• (021) 3169010
  • ppid@brin.go.id
Views ( 57 ) Oct 31, 2024

Mahasiswa UNDIP Datangi BRIN Belajar Warisan Budaya


Jakarta - Humas BRIN. Sejumlah mahasiswa Fakultas Ilmu Budaya (FIB) Universitas Diponegoro (UNDIP) Semarang melakukan kunjungan studi ke Kantor BRIN Kawasan Sains Sarwono Prawirohardjo Jakarta, Selasa (29/10). Kunjungan tersebut dalam upaya penelitian lapangan dan pengumpulan data guna menyusun tugas kuliah.


Herry Jogaswara, Kepala Organisasi Riset Arkeologi, Bahasa, dan Sastra (OR Arbastra) BRIN menerima kunjungan tersebut dengan memaparkan pengenalan tentang bidang – bidang riset BRIN. Lebih spesifik, ia menyebutkan manfaat laboratorium – laboratorium BRIN yang berlokasi di berbagai kawasan di Indonesia.


Ia mengulas BRIN sebagai rumah pengetahuan. Artinya, BRIN menjadi media tempat bertemunya para ilmuwan, di mana mereka melakukan berbagai kegiatan mulai dari riset, seminar, diskusi, pelatihan, dan sebagainya. “Di sinilah tempat menempa ilmu bagi para peneliti yang kemudian terlahir para ilmuwan dengan berbagai bidang kepakarannya,” tegasnya.
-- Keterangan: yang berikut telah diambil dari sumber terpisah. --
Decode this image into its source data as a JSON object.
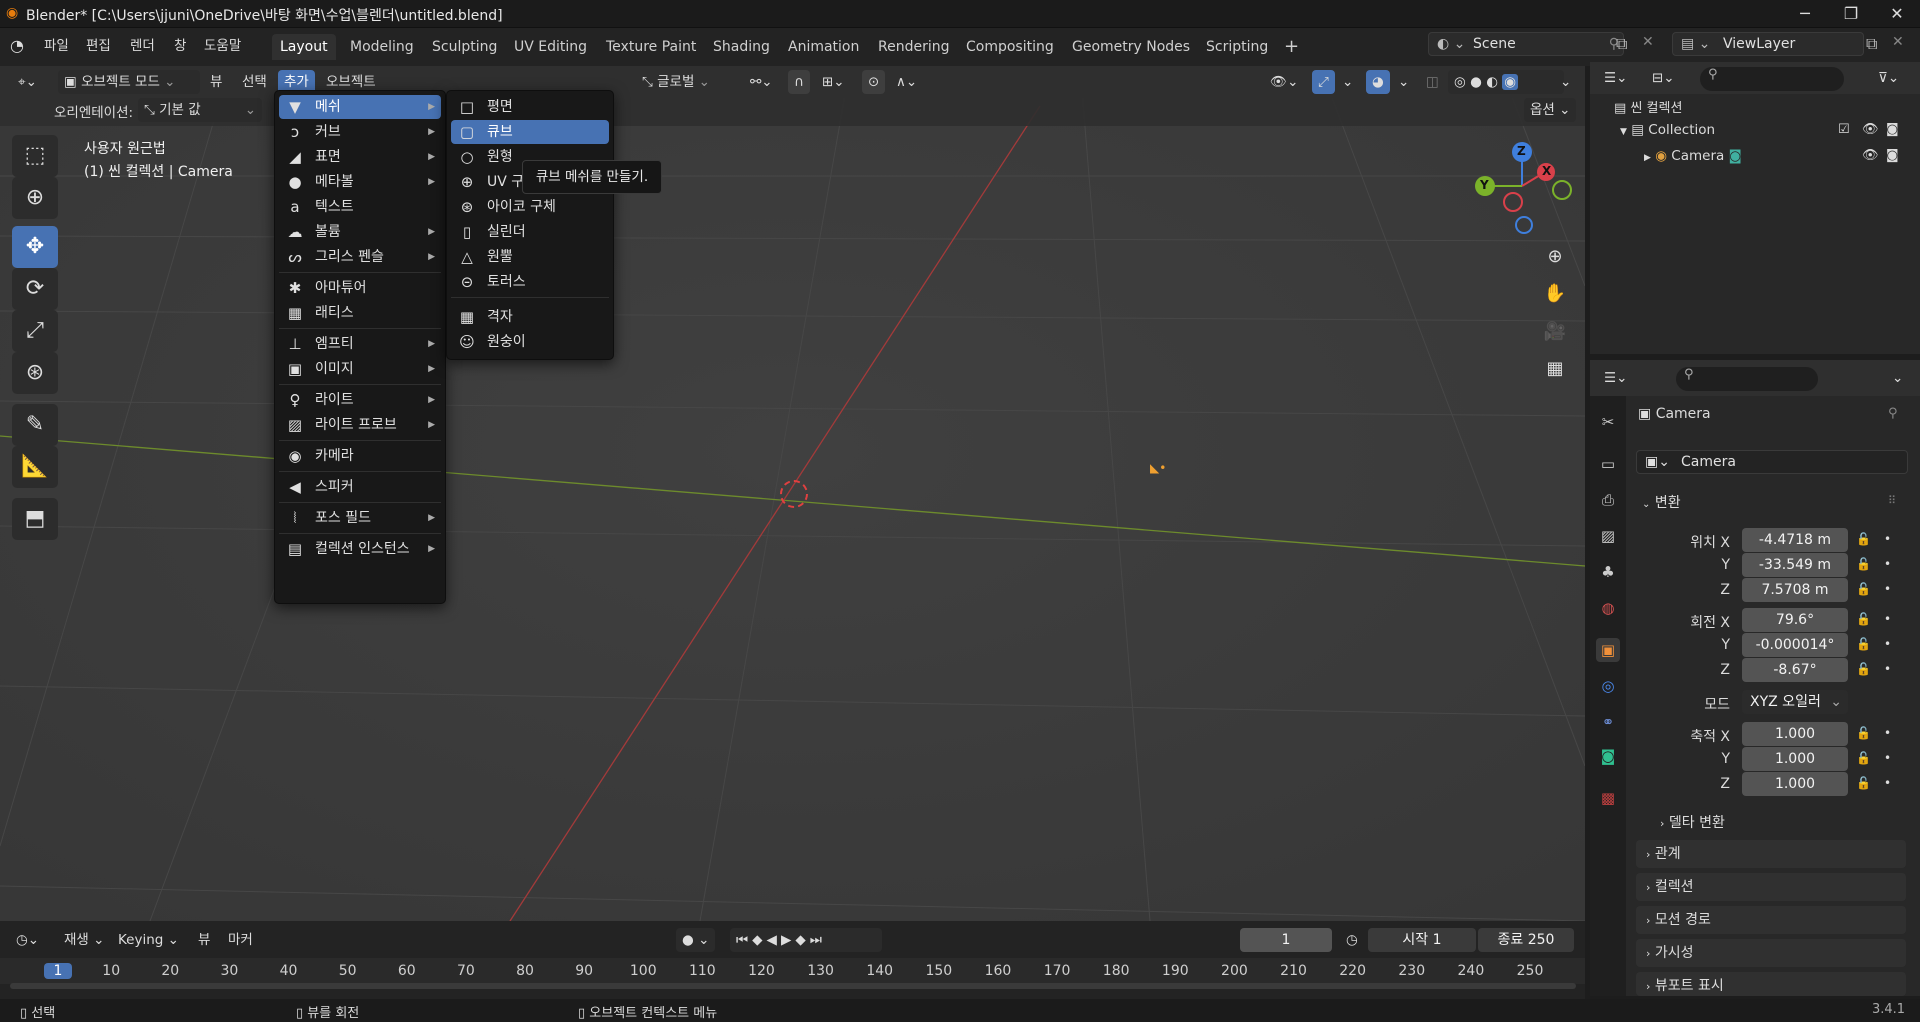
{
  "titlebar": {
    "title": "Blender* [C:\\Users\\jjuni\\OneDrive\\바탕 화면\\수업\\블렌더\\untitled.blend]",
    "minimize": "─",
    "maximize": "❐",
    "close": "✕"
  },
  "menubar": [
    "파일",
    "편집",
    "렌더",
    "창",
    "도움말"
  ],
  "workspaces": [
    "Layout",
    "Modeling",
    "Sculpting",
    "UV Editing",
    "Texture Paint",
    "Shading",
    "Animation",
    "Rendering",
    "Compositing",
    "Geometry Nodes",
    "Scripting",
    "+"
  ],
  "scene": {
    "label": "Scene",
    "viewlayer": "ViewLayer"
  },
  "viewport_header": {
    "mode": "오브젝트 모드",
    "items": [
      "뷰",
      "선택",
      "추가",
      "오브젝트"
    ],
    "transform": "글로벌",
    "options": "옵션",
    "orientation_label": "오리엔테이션:",
    "orientation_value": "기본 값"
  },
  "overlay_text": {
    "line1": "사용자 원근법",
    "line2": "(1) 씬 컬렉션 | Camera"
  },
  "add_menu": [
    {
      "label": "메쉬",
      "icon": "▼",
      "sub": true,
      "highlight": true
    },
    {
      "label": "커브",
      "icon": "ↄ",
      "sub": true
    },
    {
      "label": "표면",
      "icon": "◢",
      "sub": true
    },
    {
      "label": "메타볼",
      "icon": "●",
      "sub": true
    },
    {
      "label": "텍스트",
      "icon": "a",
      "sub": false
    },
    {
      "label": "볼륨",
      "icon": "☁",
      "sub": true
    },
    {
      "label": "그리스 펜슬",
      "icon": "ᔕ",
      "sub": true
    },
    {
      "label": "아마튜어",
      "icon": "✱",
      "sub": false
    },
    {
      "label": "래티스",
      "icon": "▦",
      "sub": false
    },
    {
      "label": "엠프티",
      "icon": "⊥",
      "sub": true
    },
    {
      "label": "이미지",
      "icon": "▣",
      "sub": true
    },
    {
      "label": "라이트",
      "icon": "♀",
      "sub": true
    },
    {
      "label": "라이트 프로브",
      "icon": "▨",
      "sub": true
    },
    {
      "label": "카메라",
      "icon": "◉",
      "sub": false
    },
    {
      "label": "스피커",
      "icon": "◀",
      "sub": false
    },
    {
      "label": "포스 필드",
      "icon": "⦚",
      "sub": true
    },
    {
      "label": "컬렉션 인스턴스",
      "icon": "▤",
      "sub": true
    }
  ],
  "mesh_menu": [
    {
      "label": "평면",
      "icon": "□"
    },
    {
      "label": "큐브",
      "icon": "▢",
      "highlight": true
    },
    {
      "label": "원형",
      "icon": "○"
    },
    {
      "label": "UV 구",
      "icon": "⊕"
    },
    {
      "label": "아이코 구체",
      "icon": "⊛"
    },
    {
      "label": "실린더",
      "icon": "▯"
    },
    {
      "label": "원뿔",
      "icon": "△"
    },
    {
      "label": "토러스",
      "icon": "⊝"
    },
    {
      "label": "격자",
      "icon": "▦"
    },
    {
      "label": "원숭이",
      "icon": "☺"
    }
  ],
  "tooltip": "큐브 메쉬를 만들기.",
  "gizmo": {
    "z": "Z",
    "x": "X",
    "y": "Y"
  },
  "outliner": {
    "scene_collection": "씬 컬렉션",
    "collection": "Collection",
    "camera": "Camera"
  },
  "properties": {
    "object_name": "Camera",
    "datablock": "Camera",
    "transform_label": "변환",
    "location": {
      "label": "위치 X",
      "x": "-4.4718 m",
      "y": "-33.549 m",
      "z": "7.5708 m"
    },
    "rotation": {
      "label": "회전 X",
      "x": "79.6°",
      "y": "-0.000014°",
      "z": "-8.67°"
    },
    "mode_label": "모드",
    "mode_value": "XYZ 오일러",
    "scale": {
      "label": "축적 X",
      "x": "1.000",
      "y": "1.000",
      "z": "1.000"
    },
    "axis_y": "Y",
    "axis_z": "Z",
    "delta": "델타 변환",
    "sections": [
      "관계",
      "컬렉션",
      "모션 경로",
      "가시성",
      "뷰포트 표시"
    ]
  },
  "timeline": {
    "play": "재생",
    "keying": "Keying",
    "view": "뷰",
    "marker": "마커",
    "current": "1",
    "start_label": "시작",
    "start": "1",
    "end_label": "종료",
    "end": "250",
    "ticks": [
      "1",
      "10",
      "20",
      "30",
      "40",
      "50",
      "60",
      "70",
      "80",
      "90",
      "100",
      "110",
      "120",
      "130",
      "140",
      "150",
      "160",
      "170",
      "180",
      "190",
      "200",
      "210",
      "220",
      "230",
      "240",
      "250"
    ]
  },
  "statusbar": {
    "select": "선택",
    "rotate": "뷰를 회전",
    "context": "오브젝트 컨텍스트 메뉴",
    "version": "3.4.1"
  }
}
Terkait dengan ilmu yang para mahasiswa ini pelajari, Herry menjelaskan salah satu peran BRIN dalam penelitian warisan budaya. Tak lupa ia menjelaskan awal mula terbentuknya BRIN yang merupakan integrasi dari berbagai entitas seperti LIPI, LAPAN, BATAN, BPPT, Kementerian Riset dan Teknologi, serta sekitar 69 unit litbang dari berbagai kementerian dan lembaga.
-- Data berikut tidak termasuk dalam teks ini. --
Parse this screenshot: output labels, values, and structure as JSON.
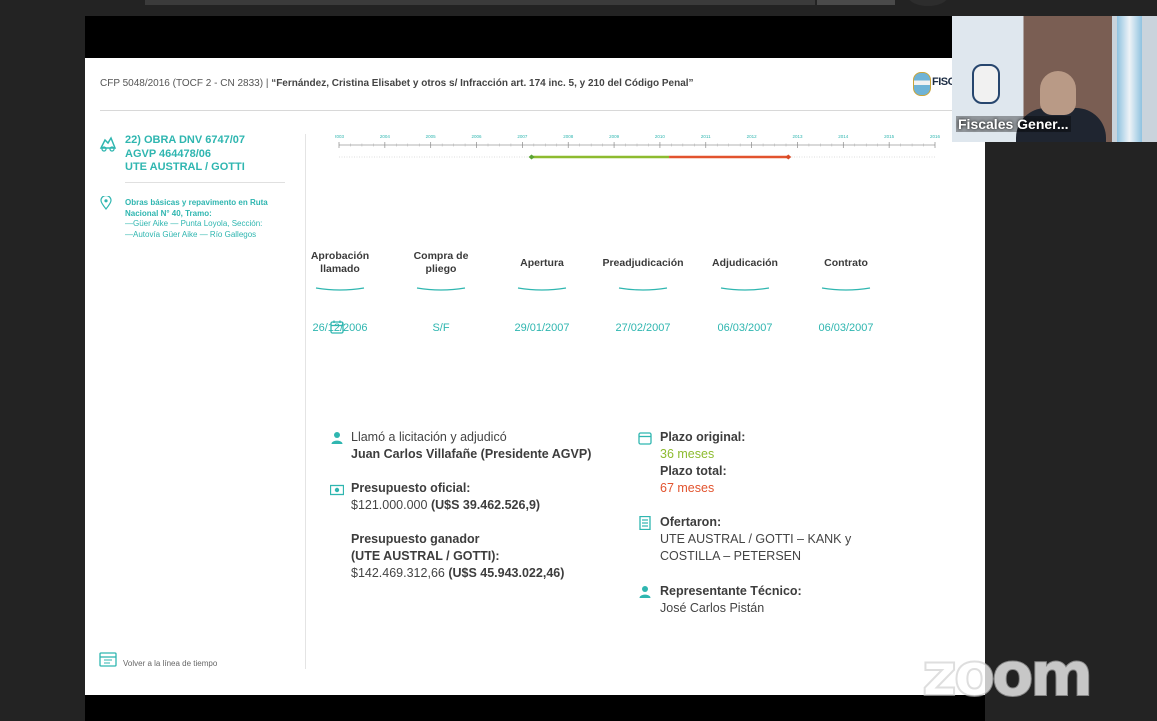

Ia juga menginformasikan peluang besar penelitian di BRIN yang melibatkan para peneliti di luar BRIN dengan bergabung dalam skema riset kolaboratif seperti halnya rumah program dan yang lainnya. Dananya bersifat terbuka,  sebagaimana amanat Perpres 78 tahun 2021, yakni seluruh kegiatan riset dan inovasi hanya ada di BRIN. Karena itu, imbuhnya, BRIN harus bertanggung jawab terhadap kegiatan riset yang ada di Indonesia.


Menanggapi informasi tersebut, Haryono Rinardi, selaku Dosen Pembimbing FIB UNDIP, menjelaskan maksud kunjungannya supaya mahasiswa dapat terinspirasi dari laporan-laporan penelitian yang ada di BRIN. “Mahasiswa bisa memperoleh materi yang menjadi sumber bagi penulisan skripsi nantinya,” urainya. Untuk itu, melalui kegiatan ini, ia berharap mahasiswa mendapatkan topik penelitian sekaligus sumber penelitian mereka.  


Irfan Mahmud selaku Kepala Pusat Riset Arkeologi Prasejarah dan Sejarah (PR APS) menjabarkan berbagai kelompok riset yang ada di pusat risetnya. Ia memberi contoh kajian riset yakni penelitian zaman Pleistosen dan Holosen di era 1,8 juta sampai 11.700 tahun yang lalu, studi Austronesia, kelompok riset peradaban Hindu-Buddha, zaman klasik di Jawa Tengah seperti Candi Prambanan, Borobudur dan yang lainnya. 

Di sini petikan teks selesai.